The environment for the publication of data is currently changing rapidly. New data journals emerge, like Scientific Data from Nature two weeks ago or Geoscience Data Journal by Wiley. The latter was also in the focus of the PREPARDE project, which delivered a nice paper on data peer review a couple of weeks ago (Mayernik et al, 2014). Furthermore, more and more funding agency require the publication of data and it is to expect that this demand will lead to more pressure for scientists to make their work publicly available.
These developments are great, but at this point I would like to think further into the future. Where should we be in five or ten years, and what is possible in let’s say 30 or more years. A lot is the answer, but let’s go a little bit more in the details.
I personally hope that the citation of datasets will be the norm rather the exception in five years. And with this I mean really the citation of the data and not the journal article, which described the data. I also hope that scientists get really forced to publish their data after a certain amount of time in which they have the advantage of using it on their own. As a consequence I think that in ten years scientists will feel severe consequences, when they do not do it.
But it is not all about data, another part is the data processing. This could be models (which deliver also data) or the data analysis tools. I personally think that we should go the way within science to enable a proper publication of programming code. We will need something like model journals (some like GMD already exist), and we have to find ways how to properly publish the pure code with its documentation. And of cause the same for the model is true as for the data: we need proper quality assurance procedure. The aim should be that all parts of the scientific process are publishable in the same way we publish journal articles today. Open methods, open data, open models. As a consequence we need procedures to peer review models as well.
The quality evaluation procedure, which I have shown in the article might be also a step in that direction. The missing element here are general quality checks with a probabilistic result for model data. Given that the scheme is at least applicable and we can think about the consequences of the results.
On the long-term I would prefer a fully automated system, which deliver for a given dataset a proper quality report. I think that this will be possible to achieve one day, but many many steps are necessary in the upcoming decades. To illustrate this I include here a little figure.
Currently the tests/parameters, priors, weights have to be defined by the data author or reviewer and therefore a scientists. The data can then be tested and in a next step the results can be analysed, for example with the help of the quality evaluation algorithm. This analysis would then modify the metadata and the enhanced dataset can then be published. To automate these steps several important developments are necessary (in the black boxes). First the automatic detection and classification of datasets. With great metadata and standardisation it might be possible even today, but without this a lot of developments are necessary. The problem is to detect from a dataset not only the type of variable, but also its spatial and temporal variability.

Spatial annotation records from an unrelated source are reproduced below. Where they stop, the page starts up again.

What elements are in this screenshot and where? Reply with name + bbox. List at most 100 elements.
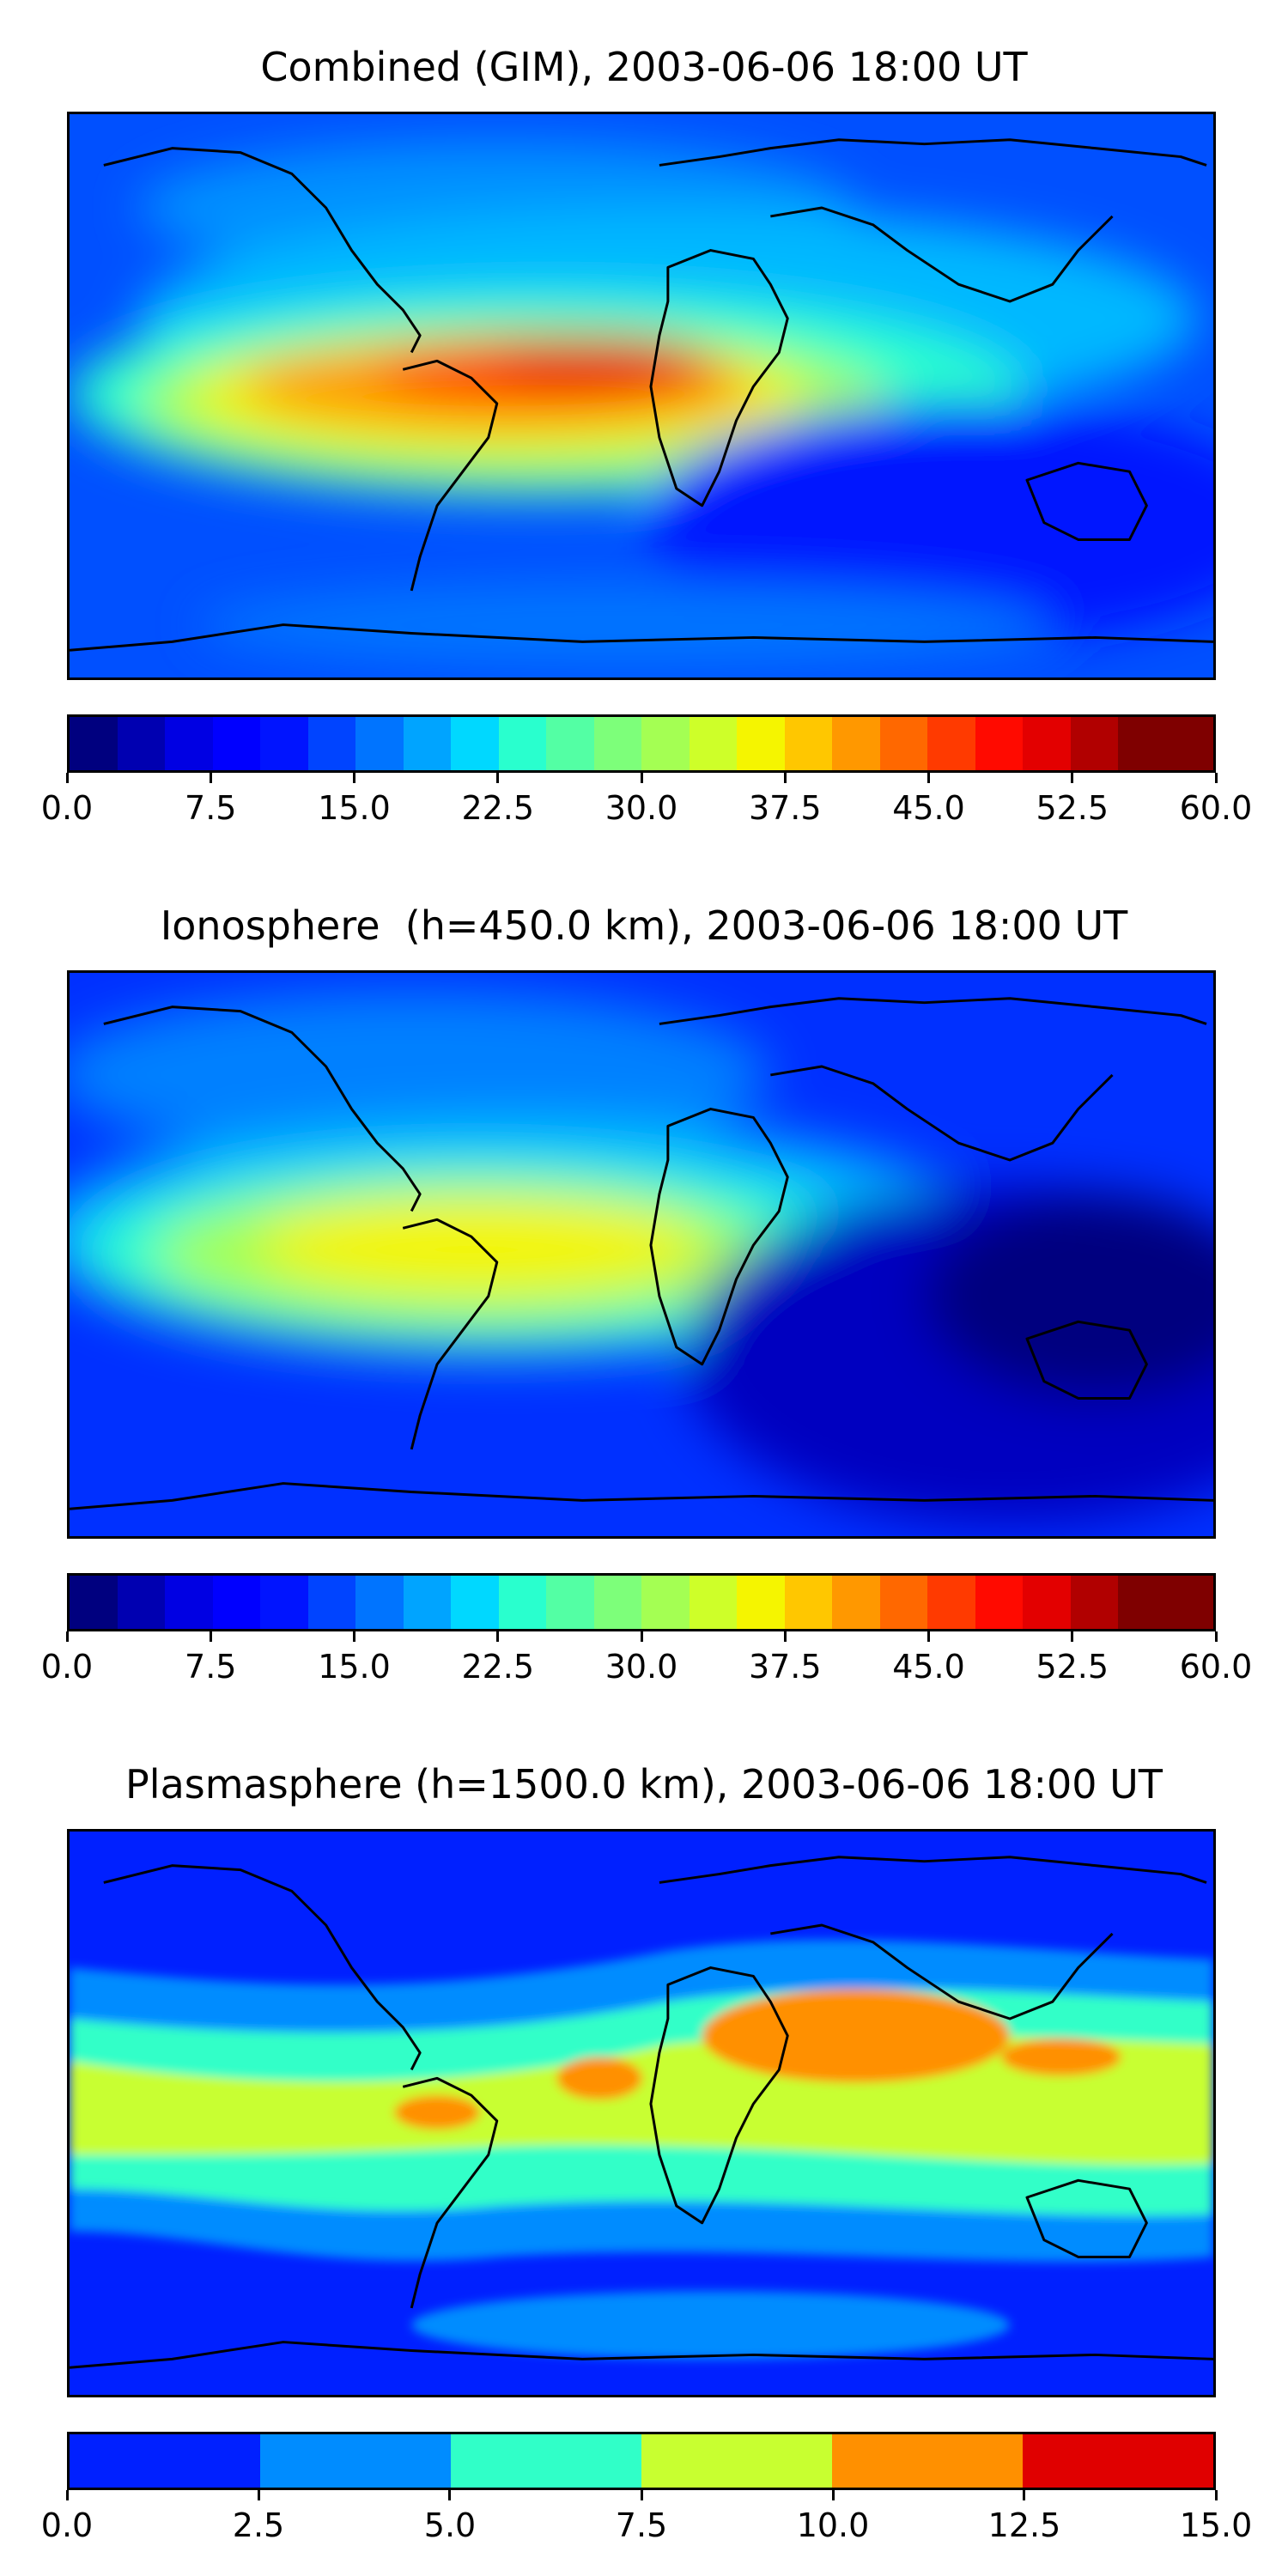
colorbar-segment bbox=[70, 2434, 260, 2488]
colorbar-tick-label: 7.5 bbox=[185, 1648, 237, 1686]
colorbar-segment bbox=[165, 1576, 213, 1629]
colorbar-tick-label: 37.5 bbox=[748, 789, 822, 827]
colorbar-segment bbox=[1118, 1576, 1166, 1629]
colorbar-tick-label: 60.0 bbox=[1179, 789, 1253, 827]
colorbar-tick-label: 22.5 bbox=[461, 1648, 535, 1686]
colorbar bbox=[67, 2432, 1216, 2490]
colorbar-tick-label: 5.0 bbox=[423, 2506, 477, 2544]
coastlines bbox=[70, 1856, 1213, 2369]
colorbar-tick-label: 0.0 bbox=[40, 789, 94, 827]
colorbar-segment bbox=[546, 1576, 594, 1629]
colorbar-ticks: 0.0 7.5 15.0 22.5 30.0 37.5 45.0 52.5 60… bbox=[41, 773, 1252, 827]
colorbar-tick-label: 60.0 bbox=[1179, 1648, 1253, 1686]
colorbar-segment bbox=[784, 1576, 832, 1629]
colorbar-segment bbox=[212, 1576, 260, 1629]
colorbar bbox=[67, 714, 1216, 773]
colorbar-segment bbox=[879, 717, 927, 770]
colorbar-segment bbox=[1023, 1576, 1071, 1629]
colorbar-segment bbox=[737, 717, 785, 770]
colorbar-segment bbox=[355, 1576, 404, 1629]
colorbar-segment bbox=[260, 717, 308, 770]
colorbar-tick-label: 15.0 bbox=[1179, 2506, 1253, 2544]
colorbar-segment bbox=[451, 717, 499, 770]
colorbar-segment bbox=[689, 717, 737, 770]
map-plot bbox=[67, 112, 1216, 680]
colorbar-tick-label: 10.0 bbox=[796, 2506, 870, 2544]
colorbar-tick-label: 37.5 bbox=[748, 1648, 822, 1686]
colorbar-tick-label: 7.5 bbox=[185, 789, 237, 827]
panel-title: Plasmasphere (h=1500.0 km), 2003-06-06 1… bbox=[125, 1761, 1163, 1807]
colorbar-segment bbox=[307, 1576, 355, 1629]
colorbar-segment bbox=[451, 1576, 499, 1629]
colorbar-segment bbox=[689, 1576, 737, 1629]
colorbar-tick-label: 30.0 bbox=[605, 789, 678, 827]
colorbar-segment bbox=[70, 1576, 118, 1629]
colorbar-tick-label: 45.0 bbox=[892, 1648, 965, 1686]
coastlines bbox=[70, 138, 1213, 652]
colorbar-ticks: 0.0 2.5 5.0 7.5 10.0 12.5 15.0 bbox=[41, 2490, 1252, 2544]
colorbar-segment bbox=[641, 2434, 832, 2488]
colorbar-segment bbox=[117, 1576, 165, 1629]
colorbar-segment bbox=[1165, 1576, 1213, 1629]
colorbar-tick-label: 7.5 bbox=[615, 2506, 668, 2544]
colorbar-tick-label: 52.5 bbox=[1036, 789, 1109, 827]
colorbar-tick-label: 12.5 bbox=[987, 2506, 1061, 2544]
colorbar-segment bbox=[832, 2434, 1023, 2488]
colorbar-segment bbox=[737, 1576, 785, 1629]
colorbar-tick-label: 22.5 bbox=[461, 789, 535, 827]
colorbar-tick-label: 45.0 bbox=[892, 789, 965, 827]
colorbar-segment bbox=[1070, 1576, 1118, 1629]
colorbar bbox=[67, 1573, 1216, 1631]
colorbar-segment bbox=[832, 1576, 880, 1629]
coastlines bbox=[70, 997, 1213, 1510]
contour-map bbox=[70, 1832, 1213, 2395]
colorbar-segment bbox=[212, 717, 260, 770]
colorbar-tick-label: 30.0 bbox=[605, 1648, 678, 1686]
colorbar-tick-label: 52.5 bbox=[1036, 1648, 1109, 1686]
colorbar-tick-label: 15.0 bbox=[318, 1648, 391, 1686]
map-plot bbox=[67, 970, 1216, 1539]
colorbar-segment bbox=[546, 717, 594, 770]
colorbar-segment bbox=[593, 1576, 641, 1629]
colorbar-segment bbox=[879, 1576, 927, 1629]
panel-title: Ionosphere (h=450.0 km), 2003-06-06 18:0… bbox=[160, 902, 1128, 949]
colorbar-segment bbox=[260, 2434, 451, 2488]
colorbar-segment bbox=[165, 717, 213, 770]
contour-map bbox=[70, 114, 1213, 677]
colorbar-segment bbox=[451, 2434, 641, 2488]
colorbar-segment bbox=[927, 717, 975, 770]
colorbar-segment bbox=[641, 1576, 690, 1629]
map-plot bbox=[67, 1829, 1216, 2397]
colorbar-segment bbox=[307, 717, 355, 770]
colorbar-segment bbox=[975, 1576, 1023, 1629]
colorbar-segment bbox=[1165, 717, 1213, 770]
colorbar-segment bbox=[260, 1576, 308, 1629]
colorbar-segment bbox=[1118, 717, 1166, 770]
panel-combined: Combined (GIM), 2003-06-06 18:00 UT bbox=[0, 0, 1288, 859]
colorbar-tick-label: 0.0 bbox=[40, 1648, 94, 1686]
colorbar-segment bbox=[498, 717, 546, 770]
colorbar-segment bbox=[403, 1576, 451, 1629]
colorbar-segment bbox=[70, 717, 118, 770]
contour-map bbox=[70, 973, 1213, 1536]
colorbar-segment bbox=[832, 717, 880, 770]
panel-ionosphere: Ionosphere (h=450.0 km), 2003-06-06 18:0… bbox=[0, 859, 1288, 1717]
panel-title: Combined (GIM), 2003-06-06 18:00 UT bbox=[260, 44, 1028, 90]
colorbar-segment bbox=[975, 717, 1023, 770]
colorbar-segment bbox=[784, 717, 832, 770]
colorbar-segment bbox=[1023, 717, 1071, 770]
colorbar-tick-label: 0.0 bbox=[40, 2506, 94, 2544]
colorbar-segment bbox=[403, 717, 451, 770]
colorbar-segment bbox=[927, 1576, 975, 1629]
colorbar-segment bbox=[1023, 2434, 1213, 2488]
panel-plasmasphere: Plasmasphere (h=1500.0 km), 2003-06-06 1… bbox=[0, 1717, 1288, 2576]
colorbar-segment bbox=[1070, 717, 1118, 770]
colorbar-segment bbox=[593, 717, 641, 770]
colorbar-segment bbox=[117, 717, 165, 770]
colorbar-ticks: 0.0 7.5 15.0 22.5 30.0 37.5 45.0 52.5 60… bbox=[41, 1631, 1252, 1686]
colorbar-segment bbox=[641, 717, 690, 770]
colorbar-segment bbox=[355, 717, 404, 770]
colorbar-tick-label: 15.0 bbox=[318, 789, 391, 827]
colorbar-segment bbox=[498, 1576, 546, 1629]
colorbar-tick-label: 2.5 bbox=[232, 2506, 285, 2544]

The resulting question is, how much metadata will be necessary to generate a good automatic detection.
The test specifications, priors and weights could be generated from past experiences. Systems are able to learn and therefore this should be a solvable problem, when a good detection has taken place and enough datasets are already tested on their quality. The quality evaluation algorithm might be developed further, since I do not claim that my version is the best solution of this problem. Nevertheless, the biggest problem is the analysis. How do we interpret the results of a quality evaluation and create a usable automatic addition to the documentation. The available information are the test specifications and priors and theoretically there could be a way to use this information to generate useful additions. Unfortunately I do not expect a solution soon on this and perhaps the whole mechanism needs a rethink to make this possible.

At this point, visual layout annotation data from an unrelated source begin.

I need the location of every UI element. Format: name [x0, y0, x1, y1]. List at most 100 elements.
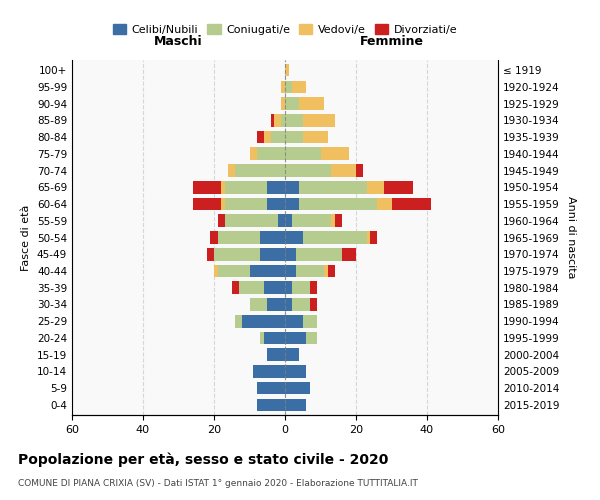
Bar	[299, 181, 367, 194]
Bar	[342, 248, 356, 260]
Bar	[264, 282, 285, 294]
Bar	[224, 214, 278, 227]
Text: COMUNE DI PIANA CRIXIA (SV) - Dati ISTAT 1° gennaio 2020 - Elaborazione TUTTITAL: COMUNE DI PIANA CRIXIA (SV) - Dati ISTAT…	[18, 479, 418, 488]
Bar	[285, 315, 303, 328]
Bar	[285, 348, 299, 361]
Bar	[303, 231, 367, 244]
Bar	[299, 98, 324, 110]
Bar	[328, 264, 335, 278]
Bar	[211, 231, 218, 244]
Bar	[260, 231, 285, 244]
Bar	[224, 198, 267, 210]
Bar	[214, 264, 218, 278]
Bar	[235, 164, 285, 177]
Bar	[324, 264, 328, 278]
Bar	[232, 282, 239, 294]
Bar	[257, 398, 285, 411]
Bar	[221, 198, 224, 210]
Bar	[292, 282, 310, 294]
Bar	[250, 264, 285, 278]
Bar	[307, 332, 317, 344]
Text: Popolazione per età, sesso e stato civile - 2020: Popolazione per età, sesso e stato civil…	[18, 452, 388, 467]
Bar	[303, 114, 335, 126]
Bar	[267, 348, 285, 361]
Bar	[296, 264, 324, 278]
Bar	[285, 181, 299, 194]
Bar	[218, 231, 260, 244]
Bar	[239, 282, 264, 294]
Bar	[285, 398, 307, 411]
Bar	[285, 114, 303, 126]
Bar	[214, 248, 260, 260]
Bar	[242, 315, 285, 328]
Bar	[392, 198, 431, 210]
Bar	[370, 231, 377, 244]
Bar	[257, 148, 285, 160]
Bar	[320, 148, 349, 160]
Bar	[310, 282, 317, 294]
Bar	[292, 298, 310, 311]
Bar	[250, 148, 257, 160]
Bar	[367, 231, 370, 244]
Bar	[367, 181, 385, 194]
Y-axis label: Anni di nascita: Anni di nascita	[566, 196, 576, 279]
Bar	[271, 130, 285, 143]
Bar	[264, 332, 285, 344]
Bar	[218, 264, 250, 278]
Bar	[228, 164, 235, 177]
Bar	[285, 264, 296, 278]
Bar	[331, 214, 335, 227]
Bar	[257, 130, 264, 143]
Bar	[281, 98, 285, 110]
Bar	[218, 214, 224, 227]
Bar	[285, 130, 303, 143]
Bar	[296, 248, 342, 260]
Bar	[281, 114, 285, 126]
Bar	[285, 282, 292, 294]
Bar	[267, 181, 285, 194]
Bar	[267, 298, 285, 311]
Bar	[221, 181, 224, 194]
Y-axis label: Fasce di età: Fasce di età	[22, 204, 31, 270]
Bar	[285, 148, 320, 160]
Bar	[285, 214, 292, 227]
Bar	[299, 198, 377, 210]
Bar	[264, 130, 271, 143]
Bar	[285, 198, 299, 210]
Bar	[253, 365, 285, 378]
Bar	[331, 164, 356, 177]
Text: Femmine: Femmine	[359, 36, 424, 49]
Bar	[292, 214, 331, 227]
Bar	[310, 298, 317, 311]
Bar	[285, 248, 296, 260]
Bar	[285, 64, 289, 76]
Bar	[285, 332, 307, 344]
Bar	[224, 181, 267, 194]
Bar	[235, 315, 242, 328]
Bar	[356, 164, 363, 177]
Bar	[267, 198, 285, 210]
Bar	[193, 181, 221, 194]
Bar	[285, 298, 292, 311]
Bar	[271, 114, 274, 126]
Bar	[385, 181, 413, 194]
Legend: Celibi/Nubili, Coniugati/e, Vedovi/e, Divorziati/e: Celibi/Nubili, Coniugati/e, Vedovi/e, Di…	[109, 20, 461, 39]
Bar	[285, 80, 292, 93]
Bar	[285, 98, 299, 110]
Bar	[260, 248, 285, 260]
Bar	[274, 114, 281, 126]
Bar	[250, 298, 267, 311]
Bar	[303, 130, 328, 143]
Bar	[260, 332, 264, 344]
Bar	[285, 365, 307, 378]
Bar	[278, 214, 285, 227]
Bar	[303, 315, 317, 328]
Bar	[285, 382, 310, 394]
Bar	[193, 198, 221, 210]
Bar	[207, 248, 214, 260]
Bar	[285, 164, 331, 177]
Bar	[292, 80, 307, 93]
Bar	[335, 214, 342, 227]
Bar	[285, 231, 303, 244]
Bar	[281, 80, 285, 93]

Whatever the different forms of publication will look like, it might lead to severe changes in the scientific ways of work. Not only the additional workload and the opportunity to use more parts of the work already done by others, the pressure might increase. Full transparency would mean that anybody can control what have been done. That might be good for results, but will be more stress for the scientists themselves.

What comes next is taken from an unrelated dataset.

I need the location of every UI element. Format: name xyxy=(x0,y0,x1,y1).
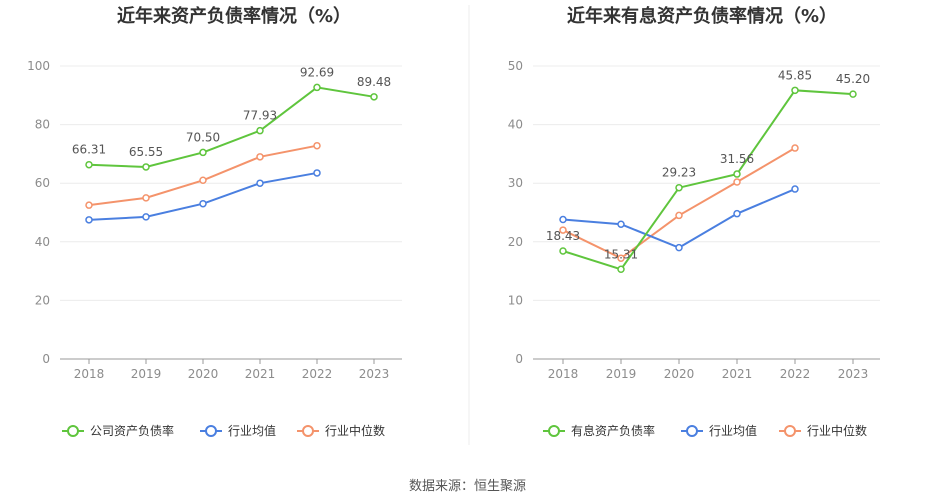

Furthermore, nobody says that on a data publication, on a data paper, on the model paper and the journal paper always the same authors can be found. This might result into an even higher specialisation of the scientists, with positive and negative consequences. First of all would the staff, which do more technical stuff get now the opportunity for scientific acknowledgement of their work. They might be not anymore hidden on the 20th place of the journal paper, but may have a lead or at least a much better place on the other publication forms. This of cause would only work, when all forms seen as equal, which will need a lot of time. Problematic in this case is, that some will use it as an excuse not to get into every detail of their work, since they are only responsible of their own work. Science need generalists as well as specialists. Nevertheless, further specialisation is the trend of the past century and have brought a lot of advantages to science. These possible consequences has to be kept in mind by everybody who asks for more specialised forms of publication, since they will definitely change science for the good or worse.